Thursday, January 26, 2012

Blight


Upset because your Sinkholes are too good? Have I got the card for you!

More seriously, this card's terrible. It's a nightmare from a design perspective because it's 2-mana land destruction, meaning it has serious potential to just lock people out of the game; it's just straight-up terrible next to Sinkhole in an either-or choice; and it has a multiplier effect WITH Sinkhole, making it far more likely that you'll be able to blow opponents out with multiple, cheap attacks on their mana base.

From a player perspective, this card isn't exciting, but it can be brutal. While it can be used responsibly to keep Maze of Ith and the like under control, what it typically ends up doing is working to lock people out of the game. However, it only does that job well in conjunction with other, more-powerful effects -- it's a redundant Sinkhole, for all intents and purposes -- but it allows the opponent to choose the most-opportune time to miss a land drop. In other words, this card was probably intended to replace Sinkhole, but it's only good when it's paired up with Sinkhole!

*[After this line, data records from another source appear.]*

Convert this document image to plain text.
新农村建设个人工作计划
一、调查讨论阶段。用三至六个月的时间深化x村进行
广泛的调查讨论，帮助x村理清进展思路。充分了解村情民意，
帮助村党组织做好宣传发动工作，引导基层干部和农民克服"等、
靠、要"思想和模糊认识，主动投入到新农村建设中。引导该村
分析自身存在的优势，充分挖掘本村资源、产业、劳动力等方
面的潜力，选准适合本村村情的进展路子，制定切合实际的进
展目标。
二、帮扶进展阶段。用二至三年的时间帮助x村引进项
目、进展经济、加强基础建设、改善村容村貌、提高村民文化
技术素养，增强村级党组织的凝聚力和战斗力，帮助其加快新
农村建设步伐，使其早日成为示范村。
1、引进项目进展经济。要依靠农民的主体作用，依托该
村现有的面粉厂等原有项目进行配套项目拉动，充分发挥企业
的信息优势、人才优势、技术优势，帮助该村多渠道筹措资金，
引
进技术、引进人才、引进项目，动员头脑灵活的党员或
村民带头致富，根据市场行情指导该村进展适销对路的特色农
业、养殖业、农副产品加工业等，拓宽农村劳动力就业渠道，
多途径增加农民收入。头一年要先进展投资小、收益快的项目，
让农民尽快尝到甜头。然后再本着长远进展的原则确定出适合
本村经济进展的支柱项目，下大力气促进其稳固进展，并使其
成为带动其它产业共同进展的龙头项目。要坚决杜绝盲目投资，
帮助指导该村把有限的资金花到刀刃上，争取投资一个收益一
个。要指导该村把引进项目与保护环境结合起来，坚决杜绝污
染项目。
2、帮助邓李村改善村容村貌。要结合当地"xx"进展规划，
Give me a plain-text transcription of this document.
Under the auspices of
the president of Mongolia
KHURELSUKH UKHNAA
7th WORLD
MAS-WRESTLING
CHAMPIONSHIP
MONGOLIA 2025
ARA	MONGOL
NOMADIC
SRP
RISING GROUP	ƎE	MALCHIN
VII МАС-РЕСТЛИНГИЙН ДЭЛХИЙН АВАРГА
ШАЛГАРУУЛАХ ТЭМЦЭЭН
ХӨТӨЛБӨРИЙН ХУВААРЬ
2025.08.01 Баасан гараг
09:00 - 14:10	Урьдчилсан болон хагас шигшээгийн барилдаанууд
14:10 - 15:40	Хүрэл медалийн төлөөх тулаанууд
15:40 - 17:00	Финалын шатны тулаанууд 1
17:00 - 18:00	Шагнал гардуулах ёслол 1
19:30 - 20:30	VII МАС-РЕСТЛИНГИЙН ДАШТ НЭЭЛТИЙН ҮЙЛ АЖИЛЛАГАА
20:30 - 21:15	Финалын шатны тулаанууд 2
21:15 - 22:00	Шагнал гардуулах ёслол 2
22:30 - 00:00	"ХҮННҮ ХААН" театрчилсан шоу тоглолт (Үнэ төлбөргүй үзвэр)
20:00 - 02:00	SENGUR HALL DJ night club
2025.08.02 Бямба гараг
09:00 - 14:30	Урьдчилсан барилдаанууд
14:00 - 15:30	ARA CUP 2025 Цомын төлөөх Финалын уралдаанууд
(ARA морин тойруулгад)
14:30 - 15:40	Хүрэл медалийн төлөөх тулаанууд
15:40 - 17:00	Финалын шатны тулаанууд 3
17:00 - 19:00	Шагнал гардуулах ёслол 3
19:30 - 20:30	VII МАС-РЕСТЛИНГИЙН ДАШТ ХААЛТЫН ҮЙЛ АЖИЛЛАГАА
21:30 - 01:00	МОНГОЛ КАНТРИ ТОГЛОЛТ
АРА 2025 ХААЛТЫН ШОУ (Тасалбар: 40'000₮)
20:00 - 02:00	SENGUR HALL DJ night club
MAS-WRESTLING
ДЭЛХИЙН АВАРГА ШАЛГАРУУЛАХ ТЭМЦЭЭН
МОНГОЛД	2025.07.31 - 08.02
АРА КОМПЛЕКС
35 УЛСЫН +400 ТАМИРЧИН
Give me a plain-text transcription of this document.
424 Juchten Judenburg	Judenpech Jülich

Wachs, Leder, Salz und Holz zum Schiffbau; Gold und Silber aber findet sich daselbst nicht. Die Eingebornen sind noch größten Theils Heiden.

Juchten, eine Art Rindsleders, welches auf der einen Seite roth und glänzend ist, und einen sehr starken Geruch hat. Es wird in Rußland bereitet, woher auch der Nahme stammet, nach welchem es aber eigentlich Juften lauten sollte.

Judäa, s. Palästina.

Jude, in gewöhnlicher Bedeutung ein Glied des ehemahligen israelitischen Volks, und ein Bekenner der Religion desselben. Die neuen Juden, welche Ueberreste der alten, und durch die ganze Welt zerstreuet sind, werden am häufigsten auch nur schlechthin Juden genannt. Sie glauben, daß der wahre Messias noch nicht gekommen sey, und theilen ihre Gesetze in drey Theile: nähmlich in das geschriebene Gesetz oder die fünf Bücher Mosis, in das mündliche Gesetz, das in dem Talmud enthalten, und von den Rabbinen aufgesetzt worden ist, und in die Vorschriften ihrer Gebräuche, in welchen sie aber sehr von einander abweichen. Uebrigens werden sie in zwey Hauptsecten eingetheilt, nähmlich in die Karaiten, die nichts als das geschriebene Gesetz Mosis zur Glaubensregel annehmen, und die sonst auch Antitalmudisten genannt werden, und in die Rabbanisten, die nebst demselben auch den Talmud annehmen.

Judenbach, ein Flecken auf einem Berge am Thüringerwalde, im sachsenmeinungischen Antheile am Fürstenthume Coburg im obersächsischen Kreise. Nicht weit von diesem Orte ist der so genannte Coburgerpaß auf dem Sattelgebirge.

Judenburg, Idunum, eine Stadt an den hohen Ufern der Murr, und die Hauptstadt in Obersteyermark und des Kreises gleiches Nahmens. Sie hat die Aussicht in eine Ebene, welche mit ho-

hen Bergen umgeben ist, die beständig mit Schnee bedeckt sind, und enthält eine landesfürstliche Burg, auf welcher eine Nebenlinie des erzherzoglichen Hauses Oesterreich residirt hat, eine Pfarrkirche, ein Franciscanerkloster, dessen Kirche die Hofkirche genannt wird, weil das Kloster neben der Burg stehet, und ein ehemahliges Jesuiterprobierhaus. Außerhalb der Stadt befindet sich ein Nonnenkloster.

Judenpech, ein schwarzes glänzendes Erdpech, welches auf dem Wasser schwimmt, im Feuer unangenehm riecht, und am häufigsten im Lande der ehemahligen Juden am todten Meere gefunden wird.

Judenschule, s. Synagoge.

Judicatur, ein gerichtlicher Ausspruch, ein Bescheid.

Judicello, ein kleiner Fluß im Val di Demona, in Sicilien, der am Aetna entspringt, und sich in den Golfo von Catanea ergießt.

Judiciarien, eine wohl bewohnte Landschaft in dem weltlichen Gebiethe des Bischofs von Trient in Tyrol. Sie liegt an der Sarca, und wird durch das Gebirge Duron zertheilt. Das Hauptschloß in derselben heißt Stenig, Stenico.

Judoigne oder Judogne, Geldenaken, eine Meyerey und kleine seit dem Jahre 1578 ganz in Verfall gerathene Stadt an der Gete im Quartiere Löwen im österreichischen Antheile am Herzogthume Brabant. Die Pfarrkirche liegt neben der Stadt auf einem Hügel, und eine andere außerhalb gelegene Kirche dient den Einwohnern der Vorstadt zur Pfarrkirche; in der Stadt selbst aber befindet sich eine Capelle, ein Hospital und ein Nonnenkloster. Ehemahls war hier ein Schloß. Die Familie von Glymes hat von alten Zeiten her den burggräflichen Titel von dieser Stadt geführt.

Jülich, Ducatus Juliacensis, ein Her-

There's a dozen "fair" land destruction spells that would come later to replace this guy -- Rain of Tears and Icequake being the most obvious spiritual descendants -- but I'm just not that big a fan of land destruction. It has a place in the game -- after all, utility lands need an answer -- but point destruction at anything less than three mana tends to lock up the game rather than keep Mazes and Tabernacles under control.

For my money, I think something like one of these would be fairer:


This knocks out utility lands and punishes nonbasics. It's not particularly good -- you're never going to see real card advantage from this, it's usually not going to even be a virtual 1-for-1, and its tempo cost probably outstrips the tempo you'd gain -- but it would be a decent budget answer to greedy manabases and annoying lands. The major advantage of this card over the original Blight is that its effect is always laid out on your terms. With the original, your opponent can sandbag the Blighted land until it's important; that's not the case with this one.